Is there some German/EU law that requires job postings to be available for at minimum one calendar month? Cause that spike at ~30-31 days is real conspicuous.
Or at HR people just defaulting to 30/60/90 days for the posting being automatically removed?
That means that the crash probably started in October and we started seeing it on the data at the beginning of November.
I guess a large majority of those postings go unfilled.
Do you do any work to try to find if a position has been re-posted and recombine it with its previous posting for the purpose of this calculation?
I say that since they seem to remove them (presumably because they got enough applicants or actually hired someone) before the 30/31 day mark.
> the major job offer portal in Germany for over one year
I hope that's Linkedin. Because if it's another site like Monster, StepStone or similars, I'm afraid the data is probably garbage. I don't know a single engineer in Germany who uses anything but Linkedin (well, many engineers use niche job boards like remoteok, or directly use the company's career section... but no single one uses Monster/StepStone/Glassdoor, because they are total crap)
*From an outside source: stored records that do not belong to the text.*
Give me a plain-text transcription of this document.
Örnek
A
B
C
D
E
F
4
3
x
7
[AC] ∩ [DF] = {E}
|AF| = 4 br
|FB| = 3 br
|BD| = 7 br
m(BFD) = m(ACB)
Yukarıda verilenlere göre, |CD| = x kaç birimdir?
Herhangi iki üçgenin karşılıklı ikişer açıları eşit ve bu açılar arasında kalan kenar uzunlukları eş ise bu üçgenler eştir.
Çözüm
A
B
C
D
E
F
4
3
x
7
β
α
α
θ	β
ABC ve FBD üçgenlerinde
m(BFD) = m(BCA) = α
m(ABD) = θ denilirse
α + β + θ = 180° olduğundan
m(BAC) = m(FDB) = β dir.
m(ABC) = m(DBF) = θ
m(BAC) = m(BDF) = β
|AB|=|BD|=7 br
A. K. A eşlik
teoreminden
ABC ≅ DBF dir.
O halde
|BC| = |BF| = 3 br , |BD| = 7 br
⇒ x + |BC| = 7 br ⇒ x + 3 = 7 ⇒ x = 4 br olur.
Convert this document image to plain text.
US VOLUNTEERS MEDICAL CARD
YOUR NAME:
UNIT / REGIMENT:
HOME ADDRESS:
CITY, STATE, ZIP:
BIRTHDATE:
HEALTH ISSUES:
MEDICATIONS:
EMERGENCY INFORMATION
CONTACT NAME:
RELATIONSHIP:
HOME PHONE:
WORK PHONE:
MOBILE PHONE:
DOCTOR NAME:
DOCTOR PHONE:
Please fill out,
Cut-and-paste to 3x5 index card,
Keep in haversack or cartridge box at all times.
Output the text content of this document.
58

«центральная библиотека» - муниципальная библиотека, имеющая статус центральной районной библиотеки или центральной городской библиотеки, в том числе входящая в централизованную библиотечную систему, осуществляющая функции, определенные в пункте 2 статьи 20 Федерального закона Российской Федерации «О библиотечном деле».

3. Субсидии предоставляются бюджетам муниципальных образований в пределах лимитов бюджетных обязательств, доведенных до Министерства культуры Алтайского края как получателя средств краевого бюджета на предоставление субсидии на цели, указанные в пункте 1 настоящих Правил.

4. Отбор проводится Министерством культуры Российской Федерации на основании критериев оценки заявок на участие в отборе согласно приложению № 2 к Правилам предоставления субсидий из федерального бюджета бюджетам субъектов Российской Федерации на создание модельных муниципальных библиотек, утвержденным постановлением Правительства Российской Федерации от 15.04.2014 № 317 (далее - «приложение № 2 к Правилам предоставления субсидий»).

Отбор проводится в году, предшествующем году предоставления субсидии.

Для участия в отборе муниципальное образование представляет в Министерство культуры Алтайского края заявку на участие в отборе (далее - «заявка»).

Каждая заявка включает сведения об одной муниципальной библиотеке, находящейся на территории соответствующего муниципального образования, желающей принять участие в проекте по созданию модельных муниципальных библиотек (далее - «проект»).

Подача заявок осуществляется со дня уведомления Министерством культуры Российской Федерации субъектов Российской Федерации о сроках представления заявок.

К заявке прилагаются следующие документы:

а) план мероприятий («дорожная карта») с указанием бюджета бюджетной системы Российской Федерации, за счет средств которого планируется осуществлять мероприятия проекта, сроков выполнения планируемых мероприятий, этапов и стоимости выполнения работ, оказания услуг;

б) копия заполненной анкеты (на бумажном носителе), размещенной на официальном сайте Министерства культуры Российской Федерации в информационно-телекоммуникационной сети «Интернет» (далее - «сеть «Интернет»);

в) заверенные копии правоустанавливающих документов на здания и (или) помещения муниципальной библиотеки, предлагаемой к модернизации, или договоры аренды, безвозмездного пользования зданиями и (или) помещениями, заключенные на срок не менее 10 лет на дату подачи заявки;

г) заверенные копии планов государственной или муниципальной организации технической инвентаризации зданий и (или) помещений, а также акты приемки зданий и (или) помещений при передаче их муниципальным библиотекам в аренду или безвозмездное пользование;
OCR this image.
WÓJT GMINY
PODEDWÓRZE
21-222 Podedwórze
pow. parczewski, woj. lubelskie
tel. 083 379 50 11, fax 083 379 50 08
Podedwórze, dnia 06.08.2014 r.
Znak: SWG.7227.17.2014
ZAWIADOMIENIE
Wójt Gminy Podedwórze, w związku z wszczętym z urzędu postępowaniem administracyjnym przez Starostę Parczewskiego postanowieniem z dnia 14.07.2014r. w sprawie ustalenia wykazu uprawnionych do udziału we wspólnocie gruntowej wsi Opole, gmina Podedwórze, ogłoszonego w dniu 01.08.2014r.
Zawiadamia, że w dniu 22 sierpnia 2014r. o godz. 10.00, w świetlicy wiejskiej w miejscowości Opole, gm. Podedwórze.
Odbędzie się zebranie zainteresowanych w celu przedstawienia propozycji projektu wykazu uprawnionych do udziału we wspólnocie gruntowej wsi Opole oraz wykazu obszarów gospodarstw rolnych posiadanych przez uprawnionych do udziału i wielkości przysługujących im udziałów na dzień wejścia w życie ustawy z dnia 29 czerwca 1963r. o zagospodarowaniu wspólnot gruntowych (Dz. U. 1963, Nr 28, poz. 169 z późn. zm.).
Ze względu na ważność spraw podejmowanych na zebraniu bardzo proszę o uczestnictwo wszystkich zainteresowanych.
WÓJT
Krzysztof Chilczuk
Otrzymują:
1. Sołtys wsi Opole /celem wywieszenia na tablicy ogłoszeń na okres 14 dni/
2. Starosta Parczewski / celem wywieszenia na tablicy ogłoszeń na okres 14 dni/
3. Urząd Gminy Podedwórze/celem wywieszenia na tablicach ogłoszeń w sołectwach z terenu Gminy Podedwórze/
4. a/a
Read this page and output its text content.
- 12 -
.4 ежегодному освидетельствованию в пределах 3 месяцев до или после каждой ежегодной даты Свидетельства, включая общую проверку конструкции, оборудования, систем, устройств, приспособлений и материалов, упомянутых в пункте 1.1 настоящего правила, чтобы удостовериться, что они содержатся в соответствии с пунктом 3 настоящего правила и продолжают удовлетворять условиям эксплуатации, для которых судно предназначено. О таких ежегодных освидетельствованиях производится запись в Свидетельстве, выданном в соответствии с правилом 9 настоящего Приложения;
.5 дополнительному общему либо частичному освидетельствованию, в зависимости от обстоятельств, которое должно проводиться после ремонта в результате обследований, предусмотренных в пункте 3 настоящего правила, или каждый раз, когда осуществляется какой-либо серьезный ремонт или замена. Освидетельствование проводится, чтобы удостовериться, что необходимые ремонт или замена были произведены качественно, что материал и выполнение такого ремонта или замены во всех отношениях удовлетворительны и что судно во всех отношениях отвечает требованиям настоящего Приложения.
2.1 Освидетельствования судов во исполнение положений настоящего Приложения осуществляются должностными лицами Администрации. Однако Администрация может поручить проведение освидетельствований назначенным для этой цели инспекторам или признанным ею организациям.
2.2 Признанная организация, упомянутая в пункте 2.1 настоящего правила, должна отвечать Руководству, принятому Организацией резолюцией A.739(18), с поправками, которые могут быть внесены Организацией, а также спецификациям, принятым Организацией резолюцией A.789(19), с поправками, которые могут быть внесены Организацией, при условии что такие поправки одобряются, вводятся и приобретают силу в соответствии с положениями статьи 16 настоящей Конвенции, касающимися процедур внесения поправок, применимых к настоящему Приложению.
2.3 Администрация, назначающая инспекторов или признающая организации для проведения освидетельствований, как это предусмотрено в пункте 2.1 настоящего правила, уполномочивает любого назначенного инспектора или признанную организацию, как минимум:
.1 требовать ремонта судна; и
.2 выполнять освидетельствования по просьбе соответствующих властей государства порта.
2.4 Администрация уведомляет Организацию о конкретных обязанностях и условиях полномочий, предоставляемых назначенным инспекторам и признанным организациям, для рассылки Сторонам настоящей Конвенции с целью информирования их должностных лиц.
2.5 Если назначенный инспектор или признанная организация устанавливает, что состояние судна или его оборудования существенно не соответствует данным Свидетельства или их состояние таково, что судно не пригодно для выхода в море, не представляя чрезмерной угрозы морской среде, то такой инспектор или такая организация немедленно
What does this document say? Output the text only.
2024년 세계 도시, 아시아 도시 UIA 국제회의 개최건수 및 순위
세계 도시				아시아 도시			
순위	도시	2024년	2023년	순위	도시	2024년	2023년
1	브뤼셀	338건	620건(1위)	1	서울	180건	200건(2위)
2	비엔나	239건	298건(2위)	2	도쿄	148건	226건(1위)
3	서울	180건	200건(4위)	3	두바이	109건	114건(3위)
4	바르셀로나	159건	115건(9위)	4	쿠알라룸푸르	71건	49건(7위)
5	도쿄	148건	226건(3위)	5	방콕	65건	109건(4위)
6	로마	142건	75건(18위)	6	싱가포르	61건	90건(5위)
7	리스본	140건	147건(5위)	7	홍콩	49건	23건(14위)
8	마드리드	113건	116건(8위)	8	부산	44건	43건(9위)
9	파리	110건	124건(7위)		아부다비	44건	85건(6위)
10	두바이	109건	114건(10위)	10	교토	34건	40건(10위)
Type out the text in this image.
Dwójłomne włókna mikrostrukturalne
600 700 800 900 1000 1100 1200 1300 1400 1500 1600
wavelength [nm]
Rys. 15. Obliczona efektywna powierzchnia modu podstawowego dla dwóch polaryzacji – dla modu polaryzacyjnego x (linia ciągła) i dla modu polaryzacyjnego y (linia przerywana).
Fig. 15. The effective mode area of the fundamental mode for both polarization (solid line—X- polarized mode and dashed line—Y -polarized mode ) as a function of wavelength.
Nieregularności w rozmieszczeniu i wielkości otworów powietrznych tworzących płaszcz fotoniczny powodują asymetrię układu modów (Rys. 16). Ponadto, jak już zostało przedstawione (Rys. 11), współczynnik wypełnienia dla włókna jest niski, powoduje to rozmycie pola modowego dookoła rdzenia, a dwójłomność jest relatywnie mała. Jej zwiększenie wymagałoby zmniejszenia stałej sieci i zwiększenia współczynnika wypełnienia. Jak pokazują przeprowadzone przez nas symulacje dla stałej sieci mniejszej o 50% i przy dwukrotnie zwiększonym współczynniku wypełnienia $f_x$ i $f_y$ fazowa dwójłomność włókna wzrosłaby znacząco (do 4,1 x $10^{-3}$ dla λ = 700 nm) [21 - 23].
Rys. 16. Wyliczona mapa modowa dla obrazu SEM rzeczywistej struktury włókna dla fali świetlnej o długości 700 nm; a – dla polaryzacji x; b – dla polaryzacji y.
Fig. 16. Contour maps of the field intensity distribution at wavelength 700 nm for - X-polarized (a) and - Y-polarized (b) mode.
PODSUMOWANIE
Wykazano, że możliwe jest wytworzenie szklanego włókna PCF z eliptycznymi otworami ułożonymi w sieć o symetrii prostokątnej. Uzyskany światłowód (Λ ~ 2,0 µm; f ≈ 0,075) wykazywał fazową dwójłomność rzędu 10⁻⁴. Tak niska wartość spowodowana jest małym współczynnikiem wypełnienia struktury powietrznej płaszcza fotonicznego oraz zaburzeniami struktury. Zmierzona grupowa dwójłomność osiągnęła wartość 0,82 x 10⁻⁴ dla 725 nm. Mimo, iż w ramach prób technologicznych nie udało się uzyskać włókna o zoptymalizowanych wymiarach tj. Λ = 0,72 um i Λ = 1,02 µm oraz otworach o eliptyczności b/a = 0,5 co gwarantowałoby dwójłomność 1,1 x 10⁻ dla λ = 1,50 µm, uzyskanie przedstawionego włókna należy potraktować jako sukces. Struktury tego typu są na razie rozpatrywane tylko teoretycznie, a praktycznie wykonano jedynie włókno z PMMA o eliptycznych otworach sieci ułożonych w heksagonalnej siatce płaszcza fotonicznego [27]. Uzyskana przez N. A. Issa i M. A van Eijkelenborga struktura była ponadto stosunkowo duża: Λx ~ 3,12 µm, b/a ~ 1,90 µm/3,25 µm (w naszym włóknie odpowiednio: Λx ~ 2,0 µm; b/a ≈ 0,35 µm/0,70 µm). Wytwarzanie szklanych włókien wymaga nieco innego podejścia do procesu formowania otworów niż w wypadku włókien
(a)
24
Edit: the data source seems to be stepstone.de. That's unfortunate. Is there any chance to run this against Linkedin for 2023? That would be awesome!
(https://github.com/petracarrion/job-market-analytics/commit/...)
That being said, with the data you have available here, you can’t conclude anything at all - you would need several years of data to rule out seasonalities, and also take into account some external factors influencing it.
Ps. Are you sure you’re not using something like rolling average and you just don’t have the data points (if it’s centered around current date) ?
That's the point of time series -- you need to accumulate them over long periods of time and then you start processing them to understand them better to see if they are leading/contemporary/trailing predictors of what you really care about -- in this case, the tech job market.